By Leila Abboud and Laurence Frost
PARIS/GENEVA (Reuters) - French carmaker PSA Peugeot Citroen offered its shares at a deep discount on Tuesday in a 1 billion euro ($1.3 billion) rights issue to fund an alliance with General Motors aimed at boosting overseas growth and new model development.
U.S. automaker GM and Peugeot announced an alliance last week to co-operate on developing new cars with the aim of saving $2 billion annually via pooling purchasing and research and development.
The French carmaker hopes the deal will help it step up expansion in lucrative new markets as Europe's car market struggles.
Peugeot said on Tuesday it would offer 16 new shares for every 31 currently held by investors at 8.27 euros apiece, a 42 percent discount to its closing stock price on Monday.
The deal will see GM take a 7 percent stake in Peugeot for 304 million euros, Peugeot said.
GM had previously valued the purchase at approximately 320 million euros, based on earlier market prices.
For the founding Peugeot family, the capital increase will dilute its stake but is seen as the best way to replenish the company's coffers after a tough year that saw it burn through 1.6 billion euros in cash.
The family will contribute 140 million euros to exercise 45 percent of its subscription rights in the issue - less than the 150 million euros and 50 percent uptake announced last week.
"We always said it would be around 50 percent, and it is," Peugeot CEO Philippe Varin said on Tuesday. "That hasn't changed."
The operation will dilute the Peugeot clan's stake to 25.2 percent from just over 30 percent, with 37.9 percent of voting rights.
The capital increase, underwritten by a syndicate of banks led by BNP Paribas, Morgan Stanley, Societe Generale and HSBC, will take place from March 8-21.
The Peugeot family and General Motors have committed to take 31 percent of the shares issued, the company said.
"This will allow us to accelerate our international expansion and our move into higher-end models faster than we would have been able to do on our own," chief financial officer Jean-Baptiste de Chatillon said on a conference call.
Peugeot also said it would not pay a dividend for 2011 because it wanted to "give priority to allocating financial resources to the group's development.
Asked about the discount, de Chatillon said it was within normal ranges for a rights issue that would last roughly two weeks.
"General Motors is entering like any other shareholder, at the launch price," he later told reporters at the Geneva Auto Show.
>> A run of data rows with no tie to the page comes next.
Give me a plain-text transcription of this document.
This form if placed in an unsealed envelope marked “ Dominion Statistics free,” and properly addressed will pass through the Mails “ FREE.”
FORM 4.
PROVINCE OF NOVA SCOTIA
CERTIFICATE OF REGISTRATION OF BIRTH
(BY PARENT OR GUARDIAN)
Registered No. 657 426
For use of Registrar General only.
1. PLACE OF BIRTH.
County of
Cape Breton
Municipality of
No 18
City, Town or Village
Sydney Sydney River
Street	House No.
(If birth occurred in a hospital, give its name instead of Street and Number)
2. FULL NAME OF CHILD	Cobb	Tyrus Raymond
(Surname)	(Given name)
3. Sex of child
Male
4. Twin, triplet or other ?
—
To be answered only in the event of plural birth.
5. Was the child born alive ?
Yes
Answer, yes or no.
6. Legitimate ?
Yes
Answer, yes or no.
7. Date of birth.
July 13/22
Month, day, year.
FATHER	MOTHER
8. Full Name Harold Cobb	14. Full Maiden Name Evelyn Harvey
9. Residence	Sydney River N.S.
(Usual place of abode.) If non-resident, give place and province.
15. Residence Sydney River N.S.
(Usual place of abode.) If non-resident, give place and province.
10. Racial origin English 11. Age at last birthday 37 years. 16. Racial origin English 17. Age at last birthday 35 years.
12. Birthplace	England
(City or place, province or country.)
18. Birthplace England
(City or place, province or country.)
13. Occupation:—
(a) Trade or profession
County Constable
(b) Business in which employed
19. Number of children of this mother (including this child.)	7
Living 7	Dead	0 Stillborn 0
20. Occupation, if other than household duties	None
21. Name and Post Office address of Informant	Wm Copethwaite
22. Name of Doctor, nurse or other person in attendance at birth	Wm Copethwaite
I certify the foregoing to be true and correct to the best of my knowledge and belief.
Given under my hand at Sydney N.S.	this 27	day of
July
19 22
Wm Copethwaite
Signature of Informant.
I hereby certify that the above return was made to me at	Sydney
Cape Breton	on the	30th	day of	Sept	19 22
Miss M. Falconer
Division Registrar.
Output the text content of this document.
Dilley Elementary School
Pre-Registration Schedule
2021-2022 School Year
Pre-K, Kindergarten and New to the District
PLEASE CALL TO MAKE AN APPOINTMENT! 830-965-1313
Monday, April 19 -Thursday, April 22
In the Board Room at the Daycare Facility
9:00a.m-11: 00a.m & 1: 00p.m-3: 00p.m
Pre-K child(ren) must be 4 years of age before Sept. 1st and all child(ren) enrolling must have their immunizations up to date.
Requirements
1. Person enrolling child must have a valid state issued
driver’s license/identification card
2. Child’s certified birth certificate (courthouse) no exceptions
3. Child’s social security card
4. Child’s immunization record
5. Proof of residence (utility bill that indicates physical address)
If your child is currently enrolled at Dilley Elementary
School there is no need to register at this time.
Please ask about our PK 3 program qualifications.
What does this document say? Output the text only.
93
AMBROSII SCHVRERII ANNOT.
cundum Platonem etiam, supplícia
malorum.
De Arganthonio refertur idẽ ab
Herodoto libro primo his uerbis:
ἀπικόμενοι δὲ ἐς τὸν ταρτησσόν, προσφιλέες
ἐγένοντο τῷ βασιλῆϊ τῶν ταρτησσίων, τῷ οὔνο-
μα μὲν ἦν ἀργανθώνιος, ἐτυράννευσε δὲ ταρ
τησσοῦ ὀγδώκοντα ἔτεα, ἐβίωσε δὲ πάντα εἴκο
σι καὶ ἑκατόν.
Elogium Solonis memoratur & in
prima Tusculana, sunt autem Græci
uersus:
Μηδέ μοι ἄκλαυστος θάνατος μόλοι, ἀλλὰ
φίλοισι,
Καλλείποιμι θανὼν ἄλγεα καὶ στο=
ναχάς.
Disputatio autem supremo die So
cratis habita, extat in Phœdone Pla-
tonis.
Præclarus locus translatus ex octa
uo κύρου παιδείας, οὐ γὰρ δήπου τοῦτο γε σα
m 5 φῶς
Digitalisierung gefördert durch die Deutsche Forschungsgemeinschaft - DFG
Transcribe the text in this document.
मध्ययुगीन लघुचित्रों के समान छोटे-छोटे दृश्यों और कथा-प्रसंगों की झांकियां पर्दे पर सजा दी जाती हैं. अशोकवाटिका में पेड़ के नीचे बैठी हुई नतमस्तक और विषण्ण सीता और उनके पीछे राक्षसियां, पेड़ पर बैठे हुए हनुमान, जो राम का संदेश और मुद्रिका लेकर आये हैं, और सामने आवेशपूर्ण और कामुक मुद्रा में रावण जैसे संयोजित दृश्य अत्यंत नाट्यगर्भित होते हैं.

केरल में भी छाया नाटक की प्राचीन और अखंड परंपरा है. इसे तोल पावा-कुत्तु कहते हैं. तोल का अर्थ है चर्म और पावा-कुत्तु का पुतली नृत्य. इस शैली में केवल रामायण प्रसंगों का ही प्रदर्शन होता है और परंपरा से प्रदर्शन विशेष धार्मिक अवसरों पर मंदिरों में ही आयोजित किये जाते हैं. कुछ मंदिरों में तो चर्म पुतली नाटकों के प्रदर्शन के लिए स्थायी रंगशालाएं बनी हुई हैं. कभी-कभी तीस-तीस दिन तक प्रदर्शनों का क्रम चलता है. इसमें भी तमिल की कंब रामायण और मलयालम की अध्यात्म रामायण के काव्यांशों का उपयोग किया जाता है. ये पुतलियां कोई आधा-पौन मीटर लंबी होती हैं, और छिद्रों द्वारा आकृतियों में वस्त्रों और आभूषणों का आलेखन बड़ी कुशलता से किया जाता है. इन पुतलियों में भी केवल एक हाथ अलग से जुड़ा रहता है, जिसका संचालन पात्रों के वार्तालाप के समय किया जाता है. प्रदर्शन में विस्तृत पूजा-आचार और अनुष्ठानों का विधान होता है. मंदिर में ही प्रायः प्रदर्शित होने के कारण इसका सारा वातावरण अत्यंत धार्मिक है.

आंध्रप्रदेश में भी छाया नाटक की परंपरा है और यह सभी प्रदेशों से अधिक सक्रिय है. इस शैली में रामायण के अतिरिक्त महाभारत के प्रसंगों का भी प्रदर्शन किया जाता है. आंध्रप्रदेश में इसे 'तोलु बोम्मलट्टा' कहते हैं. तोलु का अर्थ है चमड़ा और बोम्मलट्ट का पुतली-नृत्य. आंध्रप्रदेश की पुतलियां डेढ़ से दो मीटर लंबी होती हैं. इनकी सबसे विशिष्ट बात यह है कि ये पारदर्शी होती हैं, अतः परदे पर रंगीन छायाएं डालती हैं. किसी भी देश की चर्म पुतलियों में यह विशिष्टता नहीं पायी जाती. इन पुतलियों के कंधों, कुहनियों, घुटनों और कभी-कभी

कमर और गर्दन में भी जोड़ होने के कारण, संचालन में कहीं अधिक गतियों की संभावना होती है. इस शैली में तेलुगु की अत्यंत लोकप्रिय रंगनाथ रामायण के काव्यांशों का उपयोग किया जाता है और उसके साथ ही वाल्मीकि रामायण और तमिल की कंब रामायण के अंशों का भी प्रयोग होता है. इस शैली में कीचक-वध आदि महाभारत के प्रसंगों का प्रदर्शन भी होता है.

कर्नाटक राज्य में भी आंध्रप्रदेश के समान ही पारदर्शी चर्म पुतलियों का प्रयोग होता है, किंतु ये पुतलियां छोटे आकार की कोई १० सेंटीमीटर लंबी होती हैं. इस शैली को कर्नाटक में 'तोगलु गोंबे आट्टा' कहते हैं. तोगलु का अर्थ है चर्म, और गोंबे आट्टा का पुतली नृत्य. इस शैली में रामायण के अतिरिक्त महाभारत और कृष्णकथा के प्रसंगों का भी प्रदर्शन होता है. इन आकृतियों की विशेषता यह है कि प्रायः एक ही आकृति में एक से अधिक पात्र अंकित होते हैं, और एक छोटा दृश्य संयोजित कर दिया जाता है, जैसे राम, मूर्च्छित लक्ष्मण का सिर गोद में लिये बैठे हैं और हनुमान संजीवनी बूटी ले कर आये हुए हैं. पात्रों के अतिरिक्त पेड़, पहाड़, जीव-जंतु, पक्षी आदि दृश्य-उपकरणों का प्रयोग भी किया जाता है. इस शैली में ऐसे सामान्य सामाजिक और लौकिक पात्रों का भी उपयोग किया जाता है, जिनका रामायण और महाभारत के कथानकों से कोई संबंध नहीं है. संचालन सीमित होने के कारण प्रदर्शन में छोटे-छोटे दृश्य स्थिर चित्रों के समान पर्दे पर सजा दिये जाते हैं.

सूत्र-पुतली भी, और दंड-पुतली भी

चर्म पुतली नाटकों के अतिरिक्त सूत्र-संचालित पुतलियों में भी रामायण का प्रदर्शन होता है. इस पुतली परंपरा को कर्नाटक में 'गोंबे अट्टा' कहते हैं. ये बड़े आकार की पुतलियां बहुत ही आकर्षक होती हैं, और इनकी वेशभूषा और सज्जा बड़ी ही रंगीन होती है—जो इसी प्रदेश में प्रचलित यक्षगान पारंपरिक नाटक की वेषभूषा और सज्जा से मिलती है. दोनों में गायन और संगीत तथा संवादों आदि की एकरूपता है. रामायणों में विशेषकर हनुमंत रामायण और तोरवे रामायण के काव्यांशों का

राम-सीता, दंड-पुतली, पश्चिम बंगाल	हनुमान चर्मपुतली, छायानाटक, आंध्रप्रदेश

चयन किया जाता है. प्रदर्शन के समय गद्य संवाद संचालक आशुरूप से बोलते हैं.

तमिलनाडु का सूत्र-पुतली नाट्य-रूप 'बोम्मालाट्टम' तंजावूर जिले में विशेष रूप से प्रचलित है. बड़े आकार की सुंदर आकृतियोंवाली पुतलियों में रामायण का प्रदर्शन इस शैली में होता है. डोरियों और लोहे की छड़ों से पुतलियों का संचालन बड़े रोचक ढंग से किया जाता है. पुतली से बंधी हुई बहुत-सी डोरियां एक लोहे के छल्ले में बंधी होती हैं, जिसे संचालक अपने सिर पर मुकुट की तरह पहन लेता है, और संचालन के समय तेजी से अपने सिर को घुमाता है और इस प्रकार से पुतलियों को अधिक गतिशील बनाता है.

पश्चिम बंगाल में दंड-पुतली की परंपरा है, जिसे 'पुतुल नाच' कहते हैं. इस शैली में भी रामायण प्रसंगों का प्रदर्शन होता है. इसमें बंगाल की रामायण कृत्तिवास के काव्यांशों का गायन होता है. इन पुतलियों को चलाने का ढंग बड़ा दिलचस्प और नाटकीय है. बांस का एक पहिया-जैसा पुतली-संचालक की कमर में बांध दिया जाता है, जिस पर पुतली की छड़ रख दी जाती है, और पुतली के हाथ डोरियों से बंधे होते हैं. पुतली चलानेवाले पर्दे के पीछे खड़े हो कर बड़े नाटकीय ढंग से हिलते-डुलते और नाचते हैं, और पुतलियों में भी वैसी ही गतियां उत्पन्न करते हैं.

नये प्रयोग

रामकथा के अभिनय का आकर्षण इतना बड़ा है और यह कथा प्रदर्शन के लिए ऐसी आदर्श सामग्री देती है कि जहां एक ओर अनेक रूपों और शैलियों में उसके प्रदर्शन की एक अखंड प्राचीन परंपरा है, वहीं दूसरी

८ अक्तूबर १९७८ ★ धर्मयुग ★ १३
Analyst opinion was divided on the discount, with one London-based analyst calling it "very steep" and adding: "I suppose that's the price to get it underwritten."
The 42 percent discount was "already on reduced share price levels," Macquarie analyst Jens Schattner said. "If you compare with two weeks ago, when we were still at around 16 euros, this is a 50 percent discount."
But Deutsche Bank analyst Gaetan Toulemonde argued that many rights issues in the past two years had been done at similar discounts, pointing to the 25-30 percent markdown on Michelin's cash call in late 2010.
"The environment for the auto space is probably a little worse in terms of outlook, overcapacity and so on," he said.
At 1626 GMT, Peugeot shares were down 2.9 percent at 13.81 euros.
Slideshow from Geneva: http://www.reuters.com/news/pictures/slideshow?articleId=USRTR2YX5F
Graphic on Europe registrations: http://r.reuters.com/cyz86s
Both carmakers are betting that the alliance will help them overcome thorny issues of overcapacity and enable them to cut costs in a European market where competition is cut-throat.
GM hopes the deal to help it reverse 12 years of losses in Europe, mainly on its Opel brand, totaling more than $12 billion.
Speaking at the auto show on Tuesday, GM Vice Chairman Steve Girsky said the Peugeot alliance was only one element of its plan to fix Opel, although he declined to provide specifics.
Speculation has swirled around which Opel factories GM might target for closure in Europe, while Peugeot's moves to close plants are likely to run into stiff opposition from unions and politicians in France.
Analysts and auto executives say production capacity is at least 20 percent higher than needed in Europe to keep companies profitable in a tight and weakening market.
PSA's manufacturing head Denis Martin told Reuters that the French group was giving itself two years to deal with its overcapacity issues, and hoped to take inspiration from its new American partner GM.
"I think the Americans have an ability, faced with a difficult situation, to take quick steps to clean up things," he said in Geneva.
"I think this needs to be a lesson for Europeans... a sign that we also need to work hard on our restructuring."
Martin declined to comment on whether such moves would imply factory closures, nor where they may take place.